Un autre démissionnaire du PQ, Pierre Curzi, n'a pas fait le saut. Il songe plutôt à une grande alliance des souverainistes: péquistes, solidaires, onistes, etc. Cette réconciliation n'est pas près de se réaliser: les militants de QS ont refusé d'en discuter alors que, du côté du PQ, un de ses partisans, Stéphane Bergeron, a été sanctionné par Pauline Marois.
17 commentaires
  • Henry Fleury - Inscrit 24 décembre 2011 07 h 09

    Joyeux Noël quand même !

    Quel drôle de paysage politique : Stephen Harper qui rampe devant la reine et qui s'ennuie de Jack Layton; Jean Charest, notre patapouf chéri, qui guette à la fenêtre que le temps passe et François Legault, l'homme de gauche qui porte à droite. Et puis Pauline, cette chère Pauline, dont le parti va s'effouarer d'un bloc comme le Bloc dans pas long. Il reste le petit Kahdir, mais ça ne fera pas des enfants forts à lancer ses chaussettes sur les affichettes face aux cowboys du Canada qui pensent que le Québec est un saloon dans lequel on entre à coups de pied dans la porte. Oui, ça va mal, mais Joyeux Noël quand même à toutes les commères du cyberespace et à Lise Bissonnette aussi. Quant à moi, j'espère juste ne pas trop boire et m'enfarger dans le sapin omme l'année passée. Quelqu'un dans mon dos avait dit : ah le petit christ !

  • François Dugal - Inscrit 24 décembre 2011 08 h 27

    Proverbe chinois

    «Le poodle jappe encore et encore; maman ours commence à perdre patience.» - Lao-Tseu

  • Q1234 - Inscrite 24 décembre 2011 09 h 00

    Les médias toujours biaisés!


    Pourquoi pas de titre et sous-titre pour le parti Option National et monsieur Aussant, pourquoi pas sa photo aussi? Vous ne l'avez pas?

  • Franklin Bernard - Inscrit 24 décembre 2011 10 h 40

    Il faut appuyer une coalition...

    ...PQ-ON-QS. Je l'ai déjà dit à plusieurs reprises ici. Sinon, ce sera Charest, dont les turpitudes ne sont plus à démontrer, ou Legault, tellement assoiffé de pouvoir qu'il n'hésite pas à ratisser dans les coins les plus nauséabonds de la politique québécoise pour y dénicher quelques députés potentiels, peu importent leur allégeance partisane et leur orientation politique. La CAQ n'est pour l'instant qu'une espèce de fourre-tout de toutes les tendances, des pires aux... moins pires, sans programme, sans idées, sans vision, sans projet d'avenir, malgré spn nom ronflant. Mais surtout de droite. Ça ou Charest? Ça fait froid dan le dos.

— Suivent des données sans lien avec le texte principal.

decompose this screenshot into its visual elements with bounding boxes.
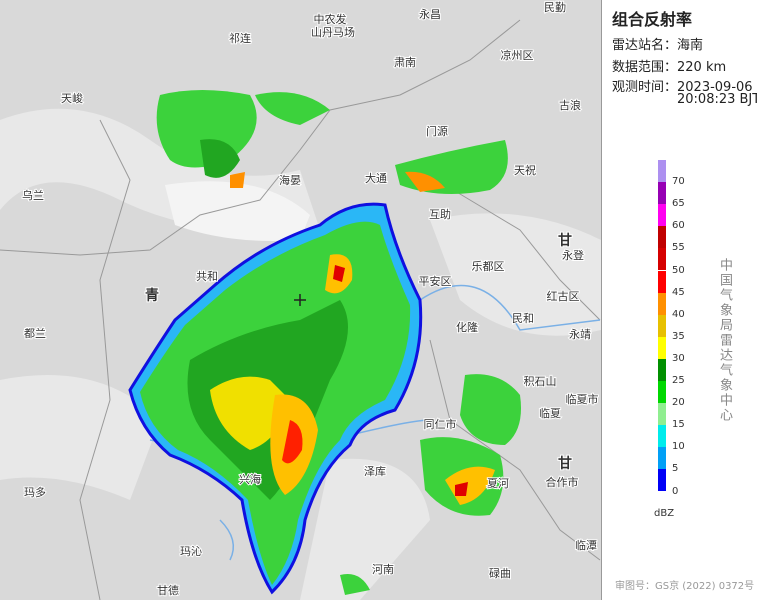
place-label: 民勤 <box>544 1 566 14</box>
lake <box>165 181 310 241</box>
place-label: 永昌 <box>419 7 441 21</box>
place-label: 大通 <box>365 171 387 185</box>
place-label: 共和 <box>196 270 218 283</box>
place-label: 山丹马场 <box>311 25 355 39</box>
place-label: 红古区 <box>547 290 580 303</box>
legend-swatch <box>658 182 666 205</box>
agency-text: 中国气象局雷达气象中心 <box>717 258 732 423</box>
time-value: 20:08:23 BJT <box>677 92 757 107</box>
legend-swatch <box>658 469 666 492</box>
place-label: 互助 <box>429 207 451 221</box>
legend-swatch <box>658 226 666 249</box>
legend-swatch <box>658 248 666 271</box>
legend-swatch <box>658 270 666 293</box>
range-row: 数据范围：220 km <box>612 56 726 75</box>
legend-label: 50 <box>672 264 685 276</box>
legend-swatch <box>658 425 666 448</box>
place-label: 永登 <box>562 248 584 262</box>
legend-label: 25 <box>672 375 685 386</box>
place-label: 平安区 <box>419 274 452 288</box>
place-label: 兴海 <box>239 472 261 486</box>
legend-label: 0 <box>672 485 679 497</box>
legend-label: 70 <box>672 176 685 188</box>
place-label: 乐都区 <box>472 260 505 273</box>
place-label: 碌曲 <box>489 567 511 580</box>
place-label: 乌兰 <box>22 188 44 202</box>
place-label: 天祝 <box>514 163 536 177</box>
legend-label: 20 <box>672 397 685 409</box>
legend-label: 5 <box>672 463 679 475</box>
place-label: 临夏 <box>539 406 561 420</box>
place-label: 天峻 <box>61 91 83 105</box>
radar-echo <box>128 90 521 595</box>
title: 组合反射率 <box>612 10 693 29</box>
station-row: 雷达站名：海南 <box>612 34 703 53</box>
place-label: 化隆 <box>456 320 478 334</box>
place-label: 泽库 <box>364 465 386 478</box>
place-label: 中农发 <box>314 12 347 26</box>
legend-swatch <box>658 381 666 404</box>
place-label: 临潭 <box>575 538 597 552</box>
legend-swatch <box>658 336 666 359</box>
place-label: 海晏 <box>279 173 301 187</box>
approval-number: 审图号：GS京 (2022) 0372号 <box>615 581 755 592</box>
place-label: 河南 <box>372 563 394 576</box>
place-label: 同仁市 <box>424 417 457 431</box>
boundaries <box>0 19 601 600</box>
legend-unit: dBZ <box>654 508 675 519</box>
place-label: 甘 <box>558 232 572 249</box>
legend-swatch <box>658 358 666 381</box>
legend-label: 65 <box>672 198 685 210</box>
value: 220 km <box>677 60 727 75</box>
time-row: 观测时间：2023-09-06 <box>612 76 753 95</box>
place-label: 合作市 <box>546 475 579 489</box>
legend-label: 55 <box>672 242 685 254</box>
legend-label: 40 <box>672 308 685 320</box>
radar-site <box>294 294 306 306</box>
place-label: 夏河 <box>487 477 509 490</box>
place-label: 甘 <box>558 455 572 472</box>
legend-swatch <box>658 160 666 183</box>
place-label: 肃南 <box>394 56 416 69</box>
place-label: 祁连 <box>229 31 251 45</box>
place-label: 门源 <box>426 124 448 138</box>
label: 数据范围： <box>612 60 678 75</box>
legend-label: 60 <box>672 220 685 232</box>
place-label: 玛沁 <box>180 545 202 558</box>
place-label: 都兰 <box>24 327 46 340</box>
place-label: 凉州区 <box>501 48 534 62</box>
legend-swatch <box>658 292 666 315</box>
place-label: 民和 <box>512 312 534 325</box>
legend-swatch <box>658 314 666 337</box>
legend-label: 10 <box>672 441 685 453</box>
legend-label: 30 <box>672 352 685 364</box>
place-label: 玛多 <box>24 485 46 499</box>
place-label: 积石山 <box>524 375 557 388</box>
legend-swatch <box>658 204 666 227</box>
info-panel: 组合反射率 雷达站名：海南 数据范围：220 km 观测时间：2023-09-0… <box>601 0 757 600</box>
place-label: 临夏市 <box>566 392 599 406</box>
place-label: 青 <box>145 287 159 304</box>
place-label: 古浪 <box>559 98 581 112</box>
legend-swatch <box>658 403 666 426</box>
place-label: 永靖 <box>569 327 591 341</box>
value: 海南 <box>677 38 704 53</box>
place-label: 甘德 <box>157 583 179 597</box>
legend-label: 15 <box>672 419 685 431</box>
legend-label: 35 <box>672 330 685 342</box>
legend-swatch <box>658 447 666 470</box>
label: 雷达站名： <box>612 38 678 53</box>
legend-label: 45 <box>672 286 685 298</box>
value: 2023-09-06 <box>677 80 753 95</box>
label: 观测时间： <box>612 80 678 95</box>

  • Marc Chenier de Laval - Inscrit 24 décembre 2011 11 h 50

    On dira ce qu'on voudra, mais la démocratie oeuvre au Parti Libéral

    Les mouvements démocratiques importants ont influencé le Gouvernement du Québec et le PLQ de Monsieur Charest écoute! Plus, des fois, il guide! Regardons simplement les questions environnementales! Regardons la nécessité d'épurer les pratiques tous partis confondus des liens entre donneurs de contrats et financement des partis politiques!
    Non, on dira ce qu'on voudra, mais à long terme, la justesse et la justice triomphent au Québec! Depuis 2011 (et mëme entre 2006 et 2011), on ne peut dire la mëme chose sur le plan du Canada!
    Honte au Canada, Harper et sa gang!
    Fier d'ëtre québécois, la conscience du Canada!